For the past eight years we have been treated to a steady barrage of personal attacks on President George W. Bush. The most frequent course of these personal assaults was an attack on Bush’s intelligence. I always got a kick out of that one because Bush scored better academically at the same Ivy League institutions than both of his presidential opponents — Al Gore and John Kerry. If that wasn’t enough, the attacks included accusations of Bush being a drunk, a womanizer, a racist, a homophobe, a crook, of being indifferent to the plight of the poor and even participating in the September 11 attacks on New York and Washington, D.C.
It didn’t make any difference as to the facts, or even the sanity of the accusers, the more dramatic the accusation, the wider its distribution by the nation’s newspapers and broadcast television. Everyone on the left, seemingly, got into the act. From Reps. Barney Frank and Maxine Waters to Hollywood hair-pullers like Rosie O’Donnell and Alex Baldwin, we were delivered a daily diet of drivel — never once touching on policy but focusing solely on the person. Never once during all of these personal attacks did the mainstream media question the facts, the background or the motives of the accusers. It was always sufficient that they could report that “so and so today accused President Bush of this and that.”
The art of the personal political attack has been around for a long time and practiced by all parties. But the Clintons, particularly under the tutelage of Paul Begala and James Carville perfected the modern form of these personal attacks. Most notorious of this modern form of political smears were the attacks on the steady stream of women who accused Bill Clinton of various forms of marital infidelity. The accusations were never denied but these women were personally destroyed.
And now we see that the right in its reaction to President-elect Barack Obama is rolling out many of these same tactics. To listen to these hate merchants one would believe that Obama will, in short order, convert America to the Socialist States of America, hand the armed forces over to Mahmoud Ahmadinejad, establish Louis Farrakhan as the new Minister of Ministries, cede policy decisions to the United Nations and relocate the nation’s capital to Kenya.
There are those who claim that the very fabric of our democracy will be strained to the point of collapse by Obama and his supporters. However, we were a lot closer to the collapse of our democracy during the days of Richard Nixon and Watergate than we are today with the election of Barack Obama.
The result of these personal attacks is two-fold. First, it antagonizes those who have supported Obama and whom then feel a necessity to respond in like kind. And second, and even more important, it dilutes the ability to discuss real issues and to persuade through facts, logic and history. When the Reagan Revolution occurred it was not because Ronald Reagan savaged his opponents with personal attacks, it was because he explained with patience, facts and logic the underpinnings of the problems and the rationality of his solutions.

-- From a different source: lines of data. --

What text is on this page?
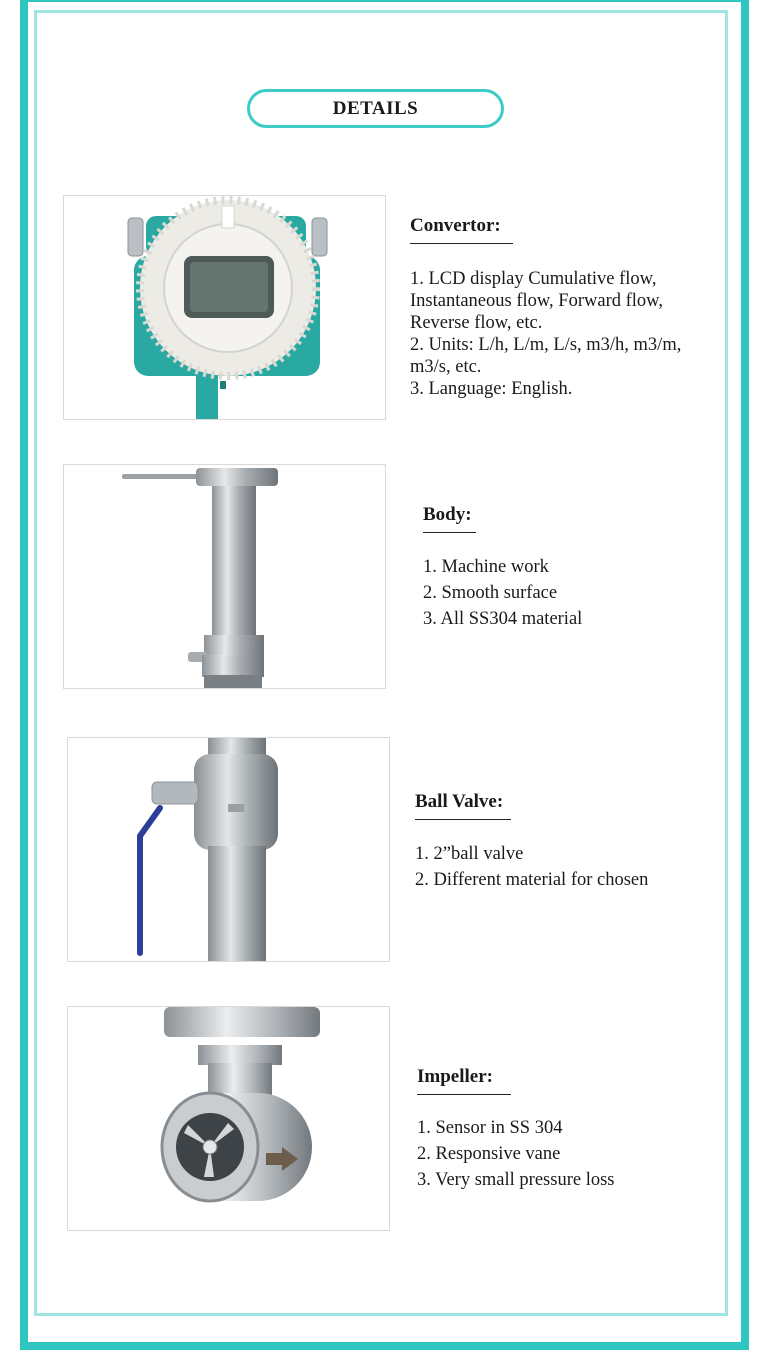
DETAILS
Convertor:
1. LCD display Cumulative flow,
Instantaneous flow, Forward flow,
Reverse flow, etc.
2. Units: L/h, L/m, L/s, m3/h, m3/m,
m3/s, etc.
3. Language: English.
Body:
1. Machine work
2. Smooth surface
3. All SS304 material
Ball Valve:
1. 2”ball valve
2. Different material for chosen
Impeller:
1. Sensor in SS 304
2. Responsive vane
3. Very small pressure loss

When Newt Gingrich and the House Republicans recaptured a majority in Congress, it wasn’t because they spent their time personally attacking the Democrats; it was because they presented a clear, understandable plan to deal with the problems then facing the nation. They became the party of ideas and solutions and left the Democrats to be the naysayers and the doubters without solutions of their own.
There is very little on a policy level with which I can agree with Obama. He believes in the omnipotence and infallibility of government. I recognize the waste and corruption that attends the incompetence of government. Obama believes in the government forcing the sharing of wealth. I believe in the dignity and fortitude of the individual to succeed on his/her own. Obama believes that people should be immunized from the results of their own mistakes while I believe that each should be held accountable for their own actions.
These are philosophical differences. That fact that I disagree with Obama does not make him stupid, dishonest, corrupt or disingenuous — although (wink, wink) it probably does make him wrong. History has proven my philosophy right more often than Obama’s philosophy but it still doesn’t cast personal aspersion on him or make him a lesser man. It simply means that we disagree on the concept of governance.
There is no doubt that I and other conservatives will differ significantly with Barack Obama and his administration — I already do in regard to elements of his “bailout” plans. But if conservatives want to regain credibility and advance a political and financial philosophy that gave America its greatest growth — economically, technologically, and intellectually — than it has experienced at any other time, we will be best served by focusing on issues and leaving the personal attacks to Rosie O’Donnell, Alex Baldwin and the other Hollywood dim bulbs.